Conservation at Singita Serengeti

The Serengeti plains teem with wildlife, including vast herds of plains game, a plethora of predators and the spectacle of the annual wildebeest migration.

As the custodian of more than 350,000 acres of the world-renowned Serengeti ecosystem in Tanzania, Singita’s partnership with Grumeti Fund has had a profound impact on the Serengeti ecosystem. The non-profit Grumeti Fund carries out wildlife conservation and community development programs in and around the Singita Grumeti Reserve.
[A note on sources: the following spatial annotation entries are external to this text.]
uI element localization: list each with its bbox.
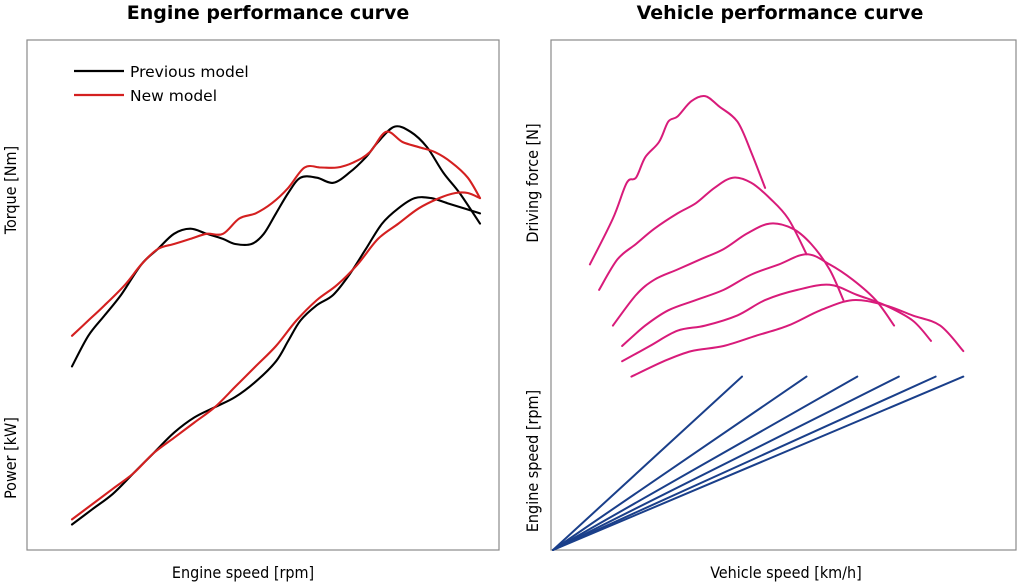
driving-force-curve-gear-6: [630, 298, 965, 378]
engine-speed-line-gear-5: [552, 375, 937, 551]
engine-chart-xlabel: Engine speed [rpm]: [172, 563, 314, 582]
engine-speed-line-gear-1: [552, 375, 743, 551]
vehicle-chart-frame: [550, 39, 1017, 551]
legend-label-previous-model: Previous model: [130, 63, 249, 81]
engine-speed-line-gear-2: [552, 375, 808, 551]
power-line-new-model: [70, 191, 482, 521]
legend-label-new-model: New model: [130, 87, 217, 105]
vehicle-chart-title: Vehicle performance curve: [637, 2, 924, 24]
vehicle-chart-ylabel-engine-speed: Engine speed [rpm]: [523, 390, 542, 532]
engine-chart-ylabel-power: Power [kW]: [1, 417, 20, 499]
driving-force-curve-gear-3: [611, 222, 845, 327]
driving-force-curve-gear-4: [621, 253, 896, 347]
driving-force-curve-gear-1: [588, 94, 767, 266]
engine-chart-title: Engine performance curve: [127, 2, 410, 24]
engine-speed-line-gear-3: [552, 375, 859, 551]
engine-speed-line-gear-6: [552, 375, 965, 551]
engine-chart-frame: [26, 39, 500, 551]
torque-line-new-model: [70, 130, 482, 337]
driving-force-curve-gear-5: [621, 283, 932, 363]
power-line-previous-model: [70, 196, 482, 526]
engine-chart-ylabel-torque: Torque [Nm]: [1, 146, 20, 235]
engine-speed-line-gear-4: [552, 375, 900, 551]
vehicle-chart-lines: [552, 94, 965, 551]
driving-force-curve-gear-2: [598, 176, 808, 291]
vehicle-chart-xlabel: Vehicle speed [km/h]: [710, 563, 862, 582]
engine-chart-lines: [70, 125, 482, 526]
torque-line-previous-model: [70, 125, 482, 368]
vehicle-chart-ylabel-force: Driving force [N]: [523, 123, 542, 242]
engine-chart-legend: Previous model New model: [74, 63, 249, 105]
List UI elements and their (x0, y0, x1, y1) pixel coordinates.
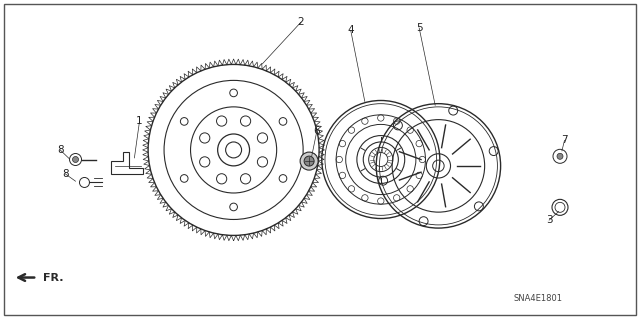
Text: 8: 8 (62, 169, 68, 179)
Text: 6: 6 (314, 126, 320, 137)
Text: SNA4E1801: SNA4E1801 (513, 294, 562, 303)
Text: 1: 1 (136, 116, 143, 126)
Text: FR.: FR. (43, 272, 63, 283)
Circle shape (72, 157, 79, 162)
Circle shape (304, 156, 314, 166)
Text: 8: 8 (57, 145, 63, 155)
Text: 4: 4 (348, 25, 354, 35)
Circle shape (557, 153, 563, 159)
Text: 7: 7 (561, 135, 568, 145)
Circle shape (300, 152, 318, 170)
Text: 5: 5 (416, 23, 422, 33)
Text: 2: 2 (298, 17, 304, 27)
Text: 3: 3 (546, 215, 552, 225)
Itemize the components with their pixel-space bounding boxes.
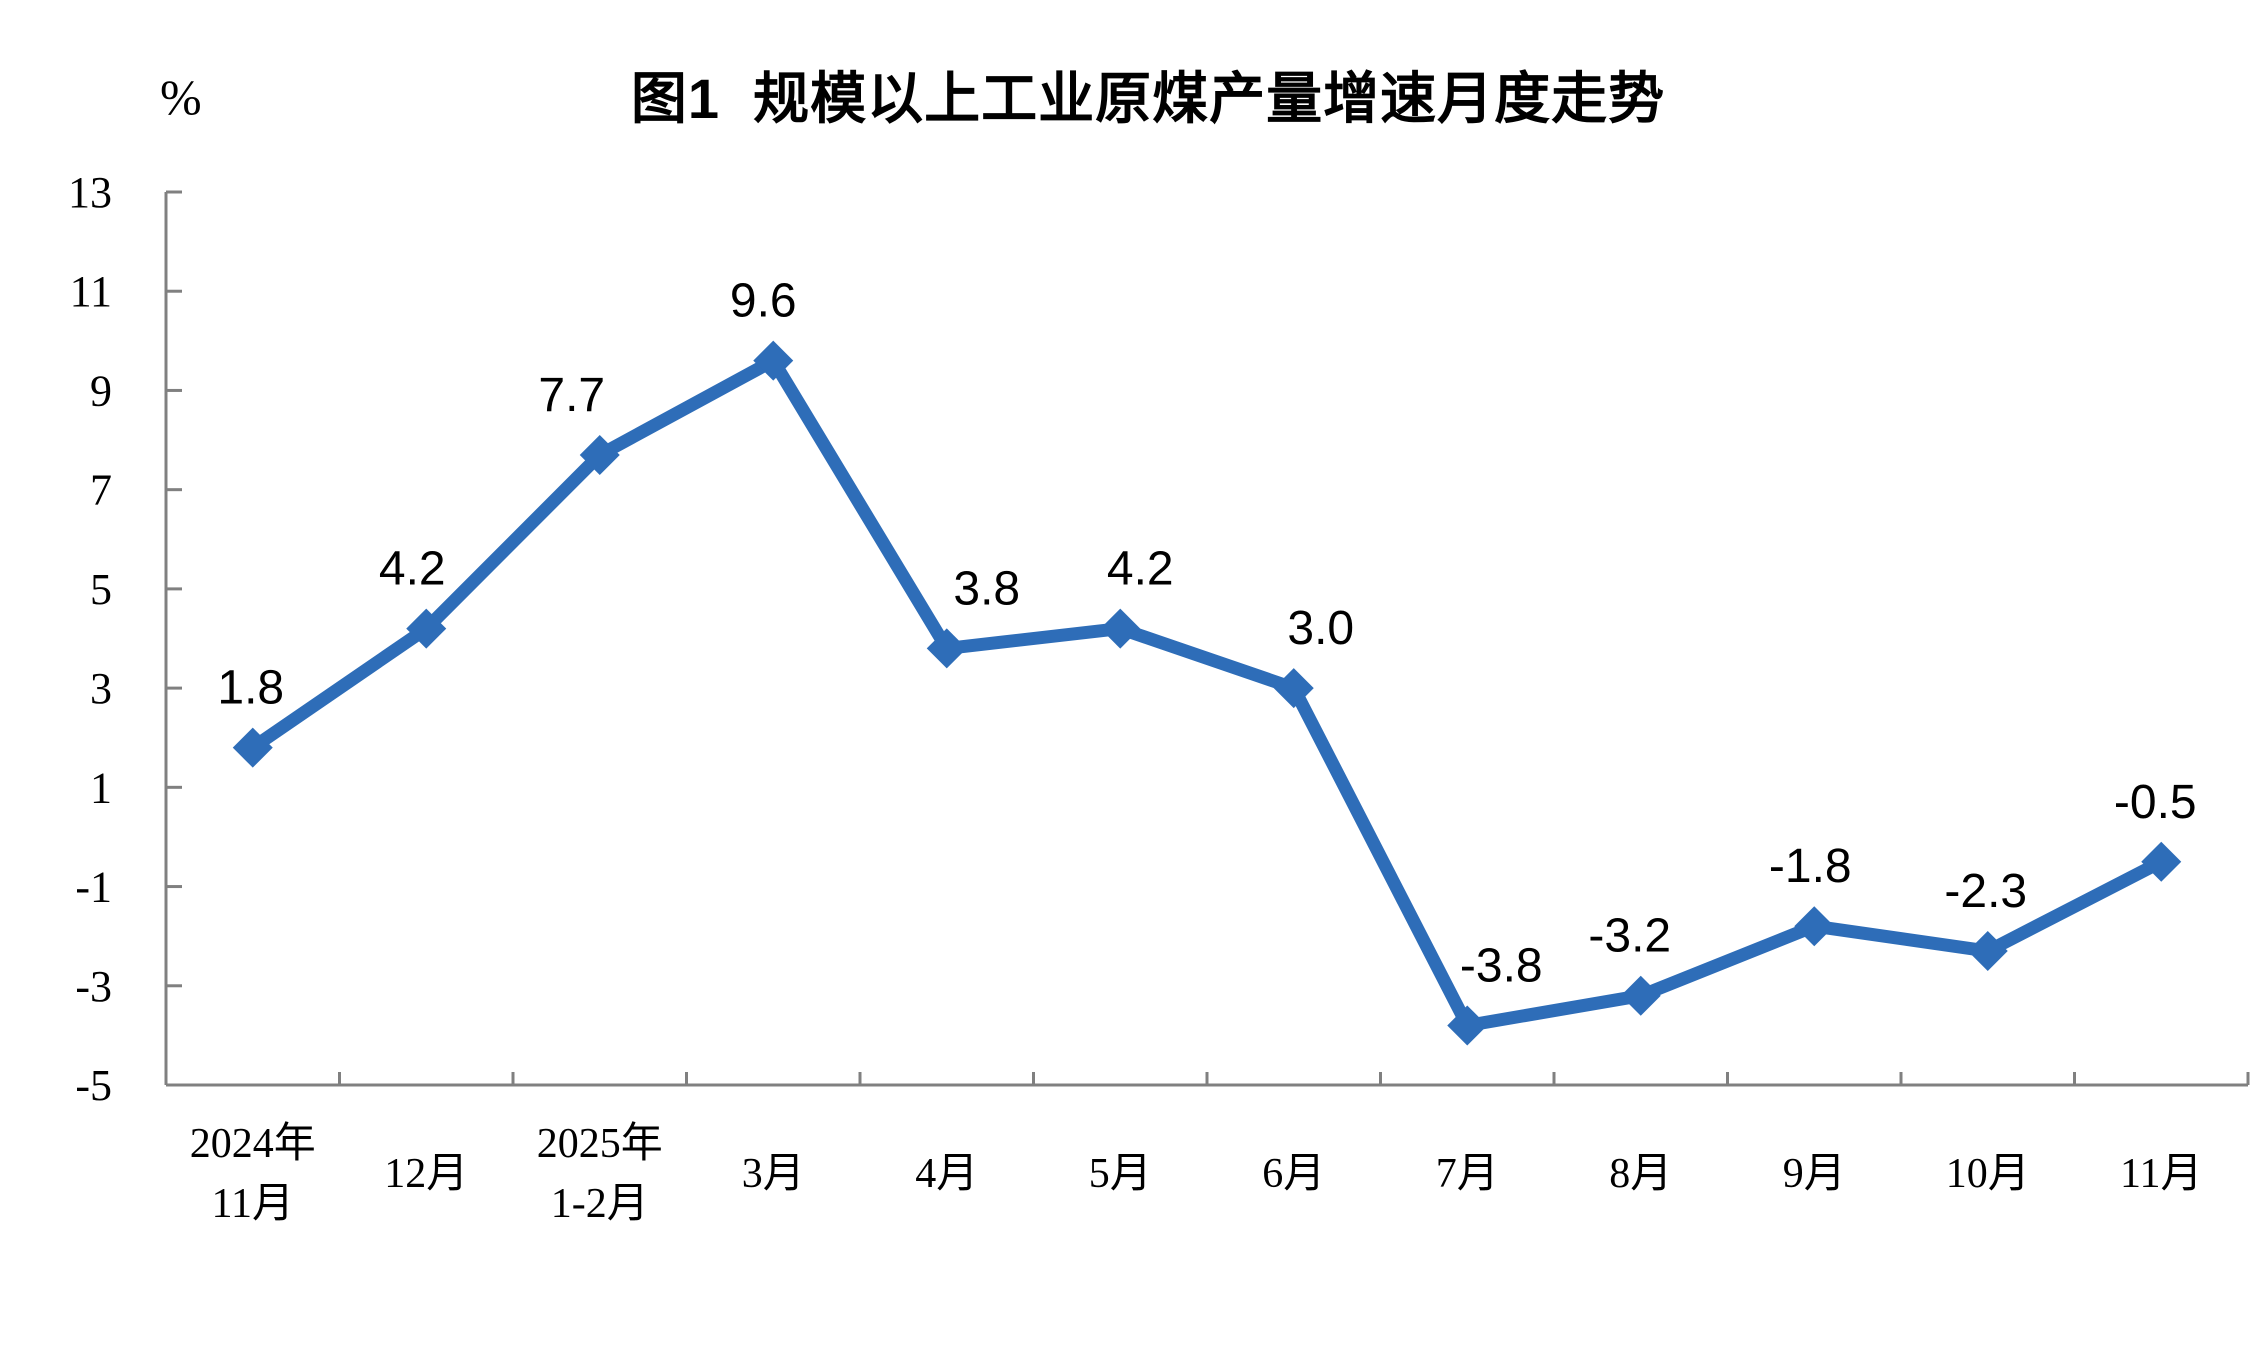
y-axis-tick-label: -5 (75, 1061, 112, 1110)
data-point-marker (753, 340, 794, 381)
x-axis-category-label: 7月 (1436, 1151, 1499, 1197)
y-axis-unit-label: % (160, 69, 202, 125)
data-point-label: -3.2 (1588, 910, 1671, 963)
y-axis-tick-label: 9 (90, 366, 112, 415)
y-axis-tick-label: -1 (75, 863, 112, 912)
data-point-label: -3.8 (1460, 939, 1543, 992)
x-axis-category-label: 11月 (2120, 1151, 2202, 1197)
data-point-marker (1794, 906, 1835, 947)
y-axis-tick-label: 5 (90, 565, 112, 614)
data-series-line (246, 354, 2168, 1032)
data-point-label: 3.0 (1287, 602, 1354, 655)
data-point-marker (1967, 931, 2008, 972)
data-point-label: -1.8 (1769, 840, 1852, 893)
x-axis-category-label: 2024年 11月 (190, 1120, 316, 1227)
data-point-label: 7.7 (538, 369, 605, 422)
y-axis-tick-label: 7 (90, 466, 112, 515)
x-axis-category-label: 3月 (742, 1151, 805, 1197)
y-axis-tick-label: 13 (68, 168, 112, 217)
data-point-marker (2141, 841, 2182, 882)
y-axis-tick-label: 11 (70, 267, 112, 316)
data-point-marker (1447, 1005, 1488, 1046)
data-point-label: -0.5 (2114, 776, 2197, 829)
data-point-marker (406, 608, 447, 649)
data-point-marker (1100, 608, 1141, 649)
data-point-marker (1273, 668, 1314, 709)
x-axis-category-label: 2025年 1-2月 (537, 1120, 663, 1227)
x-axis-category-label: 4月 (915, 1151, 978, 1197)
data-point-label: 4.2 (1107, 543, 1174, 596)
y-axis-tick-label: 1 (90, 763, 112, 812)
x-axis-category-label: 12月 (384, 1151, 468, 1197)
data-point-marker (579, 434, 620, 475)
data-point-label: 3.8 (953, 562, 1020, 615)
chart-title: 图1 规模以上工业原煤产量增速月度走势 (630, 67, 1666, 130)
y-axis-tick-label: 3 (90, 664, 112, 713)
y-axis-tick-label: -3 (75, 962, 112, 1011)
data-point-marker (926, 628, 967, 669)
data-point-label: -2.3 (1944, 865, 2027, 918)
data-point-label: 9.6 (730, 275, 797, 328)
x-axis-category-label: 8月 (1609, 1151, 1672, 1197)
x-axis-category-label: 6月 (1262, 1151, 1325, 1197)
x-axis-category-label: 10月 (1946, 1151, 2030, 1197)
x-axis-category-label: 5月 (1089, 1151, 1152, 1197)
data-point-marker (1620, 975, 1661, 1016)
data-point-label: 1.8 (217, 662, 284, 715)
data-point-label: 4.2 (379, 543, 446, 596)
x-axis-category-label: 9月 (1783, 1151, 1846, 1197)
data-point-marker (232, 727, 273, 768)
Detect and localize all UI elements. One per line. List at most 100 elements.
Faced with challenges including uncontrolled illegal hunting, rampant wildfires and spreading strands of invasive alien vegetation when they took over the management of the area in 2003, the Fund dedicated itself to transform severely depleted wildlife numbers into thriving populations once more. Restoring this once barren and highly degraded region to a flourishing wilderness, their successes include the remarkable recovery of many species – including buffalo, wildebeest and elephant populations, and in 2019, the Fund carried out the largest single relocation and reintroduction of 9 critically endangered Eastern Black Rhino.

The non-profit Fund is fiscally independent in its conservation and community project operations. Funds are derived in the form of donations from Singita guests, NGOs and philanthropists seeking to make a lasting contribution to the sustainability of conservation work in Africa.